December 6

Written by Bill Grandi on December 6th, 2023

When I was a young ‘un growing up, I will admit (now) that I looked forward to Christmas. I’d like to be spiritual and say that it was because of the focus on the birth of Christ, or I truly believed it was more blessed to give than to receive, but would not be telling the whole truth and nothing but the truth. I had no idea how cash-strapped my parents were; I just know it was a magical time of the year.

Part of that magic (before I knew better) was SC. No…not Scott Calvin. Santa Claus. The big guy. Part of Christmas Eve in the young Grandi household was watching an animated version of ‘Twas the Night Before Christmas (15 minutes) followed by a 15 minute retelling of the birth of Jesus.  Later it was the Peanuts cartoon with Linus’ famous rendition of the Luke 2. I know…I’m really telling my age. 🙂

Anyway, SC was part of the magic. Stories abound in my head of scenes from my childhood of the ghost of Christmas past. SC is intriguing though. Little did I know, as a child, of the history and legacy of his coming to be. The person we know as Saint Nicholas (Saint Nick) was born around AD 270 to a wealthy Grecian family.  Tragically, his parents died when he was a boy, and he lived with an uncle to loved him and taught him to follow God. When he was a young man, legend says that he heard of 3 sisters who didn’t have a dowry for marriage and would soon be destitute. Wanting to follow Jesus’ teaching of helping those in need, he took his inheritance and gave each sister a bag of gold coins. Over the years he gave the rest of his money away feeding the poor and caring for others. Down through time he has been honored for his generosity and held up as a standard for giving.

Sadly, many today want to rail against the commercialization of Christmas (with some merit I might add) and SC, the symbol of that commercialization. Rather than rail, let’s refocus on what he represents-giving, and in a sense, the spirit found in Matthew 25:24-40. (Please take a moment to look it up).

It is much better to give than to receive, especially when it is for and to someone less fortunate.

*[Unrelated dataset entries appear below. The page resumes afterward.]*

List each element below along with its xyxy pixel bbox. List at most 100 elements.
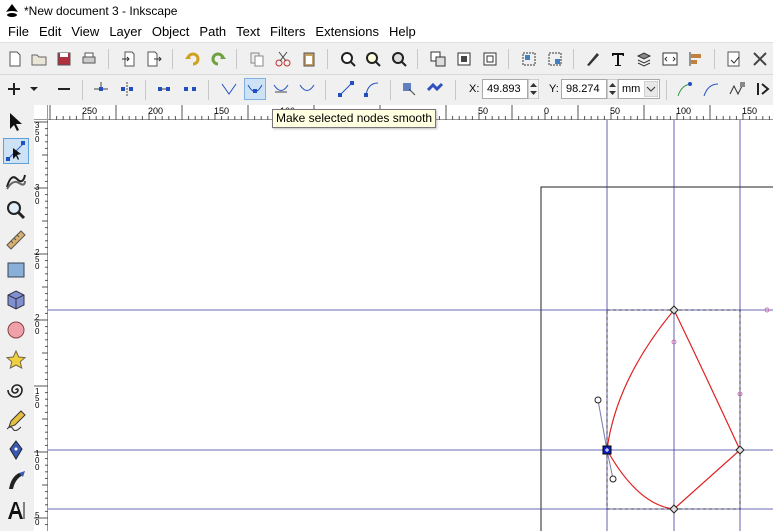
delete-segment-button[interactable] bbox=[179, 78, 201, 100]
node-symmetric-button[interactable] bbox=[270, 78, 292, 100]
vertical-ruler[interactable]: 350 300 250 200 150 100 50 bbox=[34, 120, 48, 531]
layers-button[interactable] bbox=[633, 48, 655, 70]
more-controls-button[interactable] bbox=[754, 78, 772, 100]
xml-editor-button[interactable] bbox=[659, 48, 681, 70]
separator bbox=[236, 49, 237, 69]
segment-curve-button[interactable] bbox=[361, 78, 383, 100]
clone-button[interactable] bbox=[453, 48, 475, 70]
open-button[interactable] bbox=[28, 48, 50, 70]
fill-stroke-button[interactable] bbox=[582, 48, 604, 70]
import-icon bbox=[122, 51, 135, 67]
ellipse-tool[interactable] bbox=[3, 317, 29, 343]
preferences-button[interactable] bbox=[749, 48, 771, 70]
ungroup-button[interactable] bbox=[544, 48, 566, 70]
insert-node-dropdown[interactable] bbox=[27, 78, 41, 100]
node-editor-tool[interactable] bbox=[3, 138, 29, 164]
pencil-tool[interactable] bbox=[3, 407, 29, 433]
rectangle-icon bbox=[7, 262, 25, 278]
node-auto-smooth-button[interactable] bbox=[296, 78, 318, 100]
node-cusp-button[interactable] bbox=[218, 78, 240, 100]
document-properties-button[interactable] bbox=[723, 48, 745, 70]
menu-view[interactable]: View bbox=[66, 22, 104, 42]
menu-layer[interactable]: Layer bbox=[104, 22, 147, 42]
menu-extensions[interactable]: Extensions bbox=[310, 22, 384, 42]
unlink-clone-button[interactable] bbox=[479, 48, 501, 70]
copy-button[interactable] bbox=[246, 48, 268, 70]
new-document-icon bbox=[9, 51, 21, 67]
paste-button[interactable] bbox=[298, 48, 320, 70]
commands-toolbar bbox=[0, 42, 773, 75]
unit-select[interactable]: mm bbox=[618, 79, 660, 99]
zoom-selection-icon bbox=[341, 52, 356, 67]
selector-tool[interactable] bbox=[3, 109, 29, 135]
menu-help[interactable]: Help bbox=[384, 22, 421, 42]
menu-edit[interactable]: Edit bbox=[34, 22, 66, 42]
segment-line-icon bbox=[338, 81, 354, 97]
y-spin-arrows-icon[interactable] bbox=[607, 79, 618, 99]
zoom-page-button[interactable] bbox=[388, 48, 410, 70]
pen-tool[interactable] bbox=[3, 437, 29, 463]
hruler-label: 50 bbox=[610, 106, 621, 116]
break-path-button[interactable] bbox=[116, 78, 138, 100]
show-handles-button[interactable] bbox=[674, 78, 696, 100]
delete-node-button[interactable] bbox=[53, 78, 75, 100]
tweak-tool[interactable] bbox=[3, 167, 29, 193]
undo-button[interactable] bbox=[182, 48, 204, 70]
node-handle[interactable] bbox=[609, 475, 617, 483]
path-effects-icon bbox=[729, 82, 745, 96]
node-smooth-button[interactable] bbox=[244, 78, 266, 100]
menu-path[interactable]: Path bbox=[194, 22, 231, 42]
object-to-path-button[interactable] bbox=[398, 78, 420, 100]
pen-icon bbox=[9, 440, 23, 460]
node-handle-line bbox=[597, 399, 608, 451]
print-button[interactable] bbox=[78, 48, 100, 70]
toolbox bbox=[0, 105, 34, 531]
tooltip: Make selected nodes smooth bbox=[272, 109, 437, 128]
text-font-icon bbox=[612, 53, 624, 66]
hruler-label: 0 bbox=[544, 106, 550, 116]
stroke-to-path-button[interactable] bbox=[424, 78, 446, 100]
segment-line-button[interactable] bbox=[335, 78, 357, 100]
new-document-button[interactable] bbox=[4, 48, 26, 70]
drawing-canvas[interactable] bbox=[48, 120, 773, 531]
rectangle-tool[interactable] bbox=[3, 257, 29, 283]
star-tool[interactable] bbox=[3, 347, 29, 373]
menu-file[interactable]: File bbox=[0, 22, 34, 42]
node-handle[interactable] bbox=[594, 396, 602, 404]
separator bbox=[714, 49, 715, 69]
spiral-tool[interactable] bbox=[3, 377, 29, 403]
join-segment-button[interactable] bbox=[153, 78, 175, 100]
save-button[interactable] bbox=[53, 48, 75, 70]
selector-icon bbox=[10, 113, 22, 131]
text-tool[interactable] bbox=[3, 497, 29, 523]
x-spin-arrows-icon[interactable] bbox=[528, 79, 539, 99]
page-border bbox=[540, 186, 773, 531]
calligraphy-tool[interactable] bbox=[3, 467, 29, 493]
show-path-effects-button[interactable] bbox=[726, 78, 748, 100]
menu-object[interactable]: Object bbox=[147, 22, 195, 42]
separator bbox=[327, 49, 328, 69]
insert-node-button[interactable] bbox=[3, 78, 25, 100]
vruler-label: 300 bbox=[35, 183, 40, 206]
cut-button[interactable] bbox=[272, 48, 294, 70]
zoom-selection-button[interactable] bbox=[337, 48, 359, 70]
3d-box-tool[interactable] bbox=[3, 287, 29, 313]
show-outline-button[interactable] bbox=[700, 78, 722, 100]
menu-text[interactable]: Text bbox=[231, 22, 265, 42]
x-coordinate-input[interactable]: 49.893 bbox=[482, 79, 528, 99]
group-button[interactable] bbox=[518, 48, 540, 70]
y-coordinate-input[interactable]: 98.274 bbox=[561, 79, 607, 99]
separator bbox=[573, 49, 574, 69]
export-button[interactable] bbox=[143, 48, 165, 70]
zoom-drawing-button[interactable] bbox=[362, 48, 384, 70]
zoom-tool[interactable] bbox=[3, 197, 29, 223]
measure-tool[interactable] bbox=[3, 227, 29, 253]
menu-filters[interactable]: Filters bbox=[265, 22, 310, 42]
import-button[interactable] bbox=[118, 48, 140, 70]
node-editor-icon bbox=[6, 141, 25, 161]
text-font-button[interactable] bbox=[607, 48, 629, 70]
redo-button[interactable] bbox=[207, 48, 229, 70]
align-distribute-button[interactable] bbox=[685, 48, 707, 70]
duplicate-button[interactable] bbox=[427, 48, 449, 70]
join-nodes-button[interactable] bbox=[90, 78, 112, 100]
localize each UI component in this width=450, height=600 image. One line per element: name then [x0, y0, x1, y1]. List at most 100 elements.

Again, please let me remind you to check out my other blog (link to the right of this post) and subscribe for totally different content than this daily devotion. Thanks.


10 Comments so far ↓

  1. Throwing Santa out of the equation at Christmas skews the entire thing, Bill. We should be teaching our children/grandchildren about the real St. Nicholas and his legacy of giving. It is more blessed to give than receive.

    • Bill Grandi says:

      For years, I’m ashamed to say, I was one of those people. I missed an important lesson to teach my own children. I agree with you. Taught correctly it can be a good lesson.

  2. gail says:

    I have read some stories about
    St Nicholas, and it’s a wonderful story. I believe as christians we do need to always think about Jesus and His christmas story, and we should never take that for granted. Understanding why Jesus came down to earth, and that it was the start of Jesus’s earthly mission is clearly a remarkable story that needs to be revered. I also think that we can use Chirstmas as a learing tool, for giving, teaching how to have a gracious heart, helping one another, seeking out those that need a hand, a time for forgivness and grace, and all of those things tie back into exactly who Jesus was, is, and will always be.

    • Bill Grandi says:

      Hi Gail! May I add an AMEN to say “all the above is correct”? 🙂 What a difference a new attitude would make for all we come in contact with.

  3. Ryan S says:

    I like the idea of teaching about the historical “Santa”. We chose as parents not to do the magical Santa of the North Pole. We enjoyed the Christmas movies, the decorations, the stockings, and the joy of giving and receiving. Especially the greatest gift of all, Jesus.

    • Bill Grandi says:

      We chose to do the same Ryan. My mother-in-law went all in so it was unavoidable but we felt our responsibility was to teach the “other” story with greater emphasis.

  4. Ed says:

    Although I don’t believe in the myth of a Santa Clause, I still believe in the spirit that the story conveys.. a man who delivers gifts of cheer to everyone. Also, just like Easter and other Christian holidays, I love the fact that we do celebrate this time of year, especially with a focus on The King! It’s really the time of year of the Hope and the Glory of God! What an amazing thing that God did.. the Child that showed us what it was like to be a true King! Not by way of an iron hand, but with a true love and reverance of God and the children of God!

    • Bill Grandi says:

      You said what it is all about Ed: focusing on The King. If we can always keep that in the forefront, we can counter the culture’s influence.

  5. Cheryl says:

    Such a beautiful story! I love how Saint Nicholas’ story ties in with the gifts the magi brought to Jesus. This is such a blessed time of year!

    • Bill Grandi says:

      I’m there with you on that Cheryl. I just listened to a podcast yesterday by James Emery White that really put some things into perspective with Santa Claus and the whole Christmas thing. He told the story of Saint Nicholas.